List of header records that are parsed.

Record type Dictionary key(s) Description
HEADER
classification
deposition_date
identifier
molecule classification
deposition date
PDB identifier
TITLE title title for the experiment or analysis
SPLIT split list of PDB entries that make up the whole structure when combined with this one
COMPND polymers see Polymer
EXPDTA experiment information about the experiment
NUMMDL n_models number of models
MDLTYP model_type additional structural annotation
AUTHOR authors list of contributors
JRNL reference
reference information dictionary:
  • authors: list of authors
  • title: title of the article
  • editors: list of editors
  • issn:
  • reference: journal, vol, issue, etc.
  • publisher: publisher information
  • pmid: pubmed identifier
  • doi: digital object identifier
DBREF[1|2] polymers see Polymer and DBRef
SEQADV polymers see Polymer
SEQRES polymers see Polymer
MODRES polymers see Polymer
HELIX polymers see Polymer
SHEET polymers see Polymer
HET chemicals see Chemical
HETNAM chemicals see Chemical
HETSYN chemicals see Chemical
FORMUL chemicals see Chemical
REMARK 2 resolution resolution of structures, when applicable
REMARK 4 version PDB file version
REMARK 350 biomoltrans biomolecular transformation lines (unprocessed)
REMARK 900 related_entries related entries in the PDB or EMDB

Header records that are not parsed are: OBSLTE, CAVEAT, SOURCE, KEYWDS, REVDAT, SPRSDE, SSBOND, LINK, CISPEP, CRYST1, ORIGX1, ORIGX2, ORIGX3, MTRIX1, MTRIX2, MTRIX3, and REMARK X not mentioned above.

assignSecstr(header, atoms, coil=True)[source]

Assign secondary structure from header dictionary to atoms. header must be a dictionary parsed using the parsePDB(). atoms may be an instance of AtomGroup, Selection, Chain or Residue. ProDy can be configured to automatically parse and assign secondary structure information using confProDy(auto_secondary=True) command. See also confProDy() function.

The Dictionary of Protein Secondary Structure, in short DSSP, type single letter code assignments are used:

  • G = 3-turn helix (310 helix). Min length 3 residues.
  • H = 4-turn helix (alpha helix). Min length 4 residues.
  • I = 5-turn helix (pi helix). Min length 5 residues.
  • T = hydrogen bonded turn (3, 4 or 5 turn)
  • E = extended strand in parallel and/or anti-parallel beta-sheet conformation. Min length 2 residues.
  • B = residue in isolated beta-bridge (single pair beta-sheet hydrogen bond formation)
  • S = bend (the only non-hydrogen-bond based assignment).
  • C = residues not in one of above conformations.

See http://en.wikipedia.org/wiki/Protein_secondary_structure#The_DSSP_code for more details.

Following PDB helix classes are omitted:

  • Right-handed omega (2, class number)
  • Right-handed gamma (4)
  • Left-handed alpha (6)
  • Left-handed omega (7)
  • Left-handed gamma (8)
  • 2 - 7 ribbon/helix (9)
  • Polyproline (10)

Secondary structures are assigned to all atoms in a residue.
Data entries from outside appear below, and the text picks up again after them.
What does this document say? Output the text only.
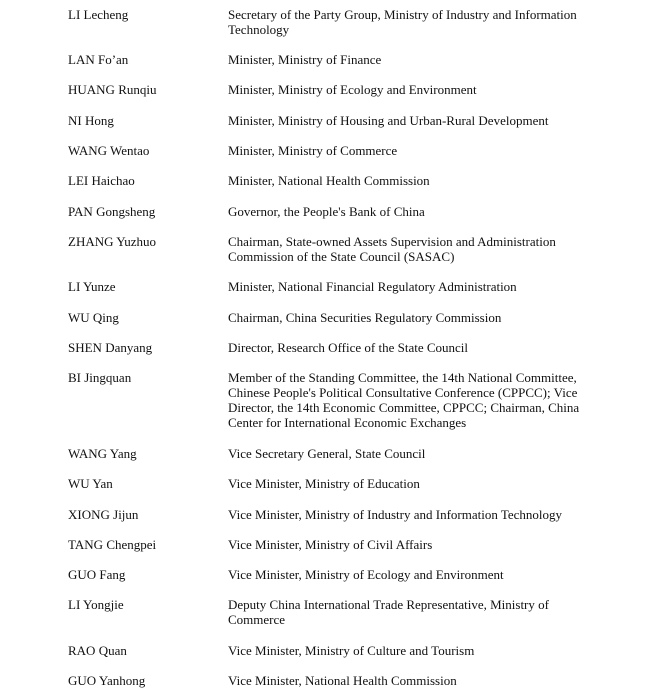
LI Lecheng	Secretary of the Party Group, Ministry of Industry and Information Technology
LAN Fo’an	Minister, Ministry of Finance
HUANG Runqiu	Minister, Ministry of Ecology and Environment
NI Hong	Minister, Ministry of Housing and Urban-Rural Development
WANG Wentao	Minister, Ministry of Commerce
LEI Haichao	Minister, National Health Commission
PAN Gongsheng	Governor, the People's Bank of China
ZHANG Yuzhuo	Chairman, State-owned Assets Supervision and Administration Commission of the State Council (SASAC)
LI Yunze	Minister, National Financial Regulatory Administration
WU Qing	Chairman, China Securities Regulatory Commission
SHEN Danyang	Director, Research Office of the State Council
BI Jingquan	Member of the Standing Committee, the 14th National Committee, Chinese People's Political Consultative Conference (CPPCC); Vice Director, the 14th Economic Committee, CPPCC; Chairman, China Center for International Economic Exchanges
WANG Yang	Vice Secretary General, State Council
WU Yan	Vice Minister, Ministry of Education
XIONG Jijun	Vice Minister, Ministry of Industry and Information Technology
TANG Chengpei	Vice Minister, Ministry of Civil Affairs
GUO Fang	Vice Minister, Ministry of Ecology and Environment
LI Yongjie	Deputy China International Trade Representative, Ministry of Commerce
RAO Quan	Vice Minister, Ministry of Culture and Tourism
GUO Yanhong	Vice Minister, National Health Commission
Amino acid residues without any secondary structure assignments in the header section will be assigned coil (C) conformation. This can be prevented by passing coil=False argument.

buildBiomolecules(header, atoms, biomol=None)[source]

Returns atoms after applying biomolecular transformations from header dictionary. Biomolecular transformations are applied to all coordinate sets in the molecule.

Some PDB files contain transformations for more than 1 biomolecules. A specific set of transformations can be choosen using biomol argument. Transformation sets are identified by numbers, e.g. "1", "2", ...

If multiple biomolecular transformations are provided in the header dictionary, biomolecules will be returned as AtomGroup instances in a list().

If the resulting biomolecule has more than 26 chains, the molecular assembly will be split into multiple AtomGroup instances each containing at most 26 chains. These AtomGroup instances will be returned in a tuple.

Note that atoms in biomolecules are ordered according to chain identifiers. When multiple chains in a biomolecule have the same chain identifier, they are given different segment names to distinguish them.